In our cohort 8 (8.5%) had Low risk (score 0–2), 30 (31.9%) had Intermediate risk (score 3–4) and 56 (59.6%) had High risk (score 5–8) as per the SBQ. This co-related significantly with overall the AHI grading or the prediction of OSA (P value < 0.05) with relatively lower to moderate Cohen Kappa value of 0.293. Lower to moderate Kappa value indicates fair level of agreement between SBQ and AHI. The sensitivity, specificity, PPV, NPV and accuracy of STOP BANG questionnaire for detecting OSA against AHI as a Gold standard was 93.3%, 50.0%, 97.7%, 25.0% and 91.5% respectively. Thus, SBQ is the most accurate amongst the three questionnaires. Also, the high negative predictive value of the STOP-Bang questionnaire indicated that it is more sensitive than the other two questionnaire.

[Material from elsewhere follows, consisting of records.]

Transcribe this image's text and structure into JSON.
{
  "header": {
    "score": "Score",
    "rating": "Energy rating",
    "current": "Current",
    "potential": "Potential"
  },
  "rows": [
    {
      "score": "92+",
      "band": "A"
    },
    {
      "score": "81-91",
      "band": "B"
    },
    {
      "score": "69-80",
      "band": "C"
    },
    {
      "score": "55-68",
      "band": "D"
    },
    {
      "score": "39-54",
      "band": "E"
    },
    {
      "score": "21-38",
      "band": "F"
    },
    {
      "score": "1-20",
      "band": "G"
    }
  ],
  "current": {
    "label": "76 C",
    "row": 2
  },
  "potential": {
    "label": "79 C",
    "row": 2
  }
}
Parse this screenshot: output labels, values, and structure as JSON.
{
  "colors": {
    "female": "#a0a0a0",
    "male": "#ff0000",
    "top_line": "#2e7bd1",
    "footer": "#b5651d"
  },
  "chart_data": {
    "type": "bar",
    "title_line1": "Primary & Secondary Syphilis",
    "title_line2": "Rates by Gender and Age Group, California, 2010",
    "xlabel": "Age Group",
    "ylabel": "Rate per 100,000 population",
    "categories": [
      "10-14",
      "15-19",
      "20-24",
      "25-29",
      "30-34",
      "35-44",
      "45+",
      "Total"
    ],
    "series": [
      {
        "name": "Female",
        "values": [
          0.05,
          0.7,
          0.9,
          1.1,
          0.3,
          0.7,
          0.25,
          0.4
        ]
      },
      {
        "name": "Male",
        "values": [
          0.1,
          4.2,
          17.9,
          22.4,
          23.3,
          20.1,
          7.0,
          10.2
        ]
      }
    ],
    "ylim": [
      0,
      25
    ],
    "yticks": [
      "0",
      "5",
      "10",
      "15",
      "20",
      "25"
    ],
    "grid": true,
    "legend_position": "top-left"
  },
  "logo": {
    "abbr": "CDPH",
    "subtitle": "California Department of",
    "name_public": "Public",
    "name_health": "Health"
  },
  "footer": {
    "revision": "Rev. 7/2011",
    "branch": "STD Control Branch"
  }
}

Studies have shown that STOP-Bang questionnaire has been validated to be an excellent screening tool for OSA in sleep clinic and surgical population [16]. The probability of moderate and severe OSA steadily increases with higher STOP-Bang scores [16]. These characteristics make the STOP-Bang questionnaire a useful clinical tool to identify patients at high risk of OSA and can facilitate the diagnosis and treatment of unrecognised OSA. Furthermore, concerning diagnostic accuracy, we observed that the SBQ had excellent sensitivity for detecting OSA in different populations, however, the unsatisfactory specificity of this questionnaire limits its practicability [17].

In this study the specificity of BQ was more than SBQ which is consistent with the systematic review performed by Abrishami et al. [18]. They found out that BQ was the second and SBQ was the third most sensitive questionnaire in people without a history of sleep disorders. They concluded that SBQ had high quality methodological and reasonably accurate results [17].

In this study, when evaluating the predictive values of Berlin questionnaire, STOP-BANG and ESS to identify patients at risk for OSA, STOP BANG had the highest sensitivity, but BERLIN and ESS had the highest specificity and PPV. The NPV and accuracy of STOP-BANG was highest.

The STOP-Bang questionnaire in our study proved to be a concise, effective, and reliable OSA screening tool. It can facilitate efficient allocation of resources in both diagnosing and treating previously unrecognised OSA. The probability of moderate to severe OSA increases in direct proportion to the STOP-Bang score, which makes the questionnaire an easily used tool for identifying patients at high risk for OSA (Figs. 1, 2, 3, 4).

Fig. 1
figure 1

The distribution of diagnostic efficacy indices of Epworth sleepiness scale (ESS), Berlin questionnaire (BQ), STOP BANG questionnaire against AHI as a Gold Standard for the prediction of OSA in the study group

Full size image
Fig. 2
figure 2

Epworth sleepiness scale

Full size image
Fig. 3
figure 3

Berlin questionnaire

Full size image
Fig. 4
figure 4

STOP BANG questionnaire

Full size image

Conclusion

Despite numerous advancements in understanding of the pathogenesis and clinical consequences of OSA, a majority of those affected remain undiagnosed. History and clinical findings have shown to lack sensitivity and specificity in diagnosing OSA.

Polysomnography is the gold standard for diagnosis of OSA. However, this is not available easily in all parts of our country. A screening tool in the form of a questionnaire will enable early diagnosis and intervention. Although SBQ has low specificity, its accuracy is relatively higher and it also has higher NPV. Thus, it can be concluded that among the different questionnaires, namely ESS, BQ and SBQ, SBQ is concise, effective, more reliable and preferable questionnaire for screening of OSA in the Indian population.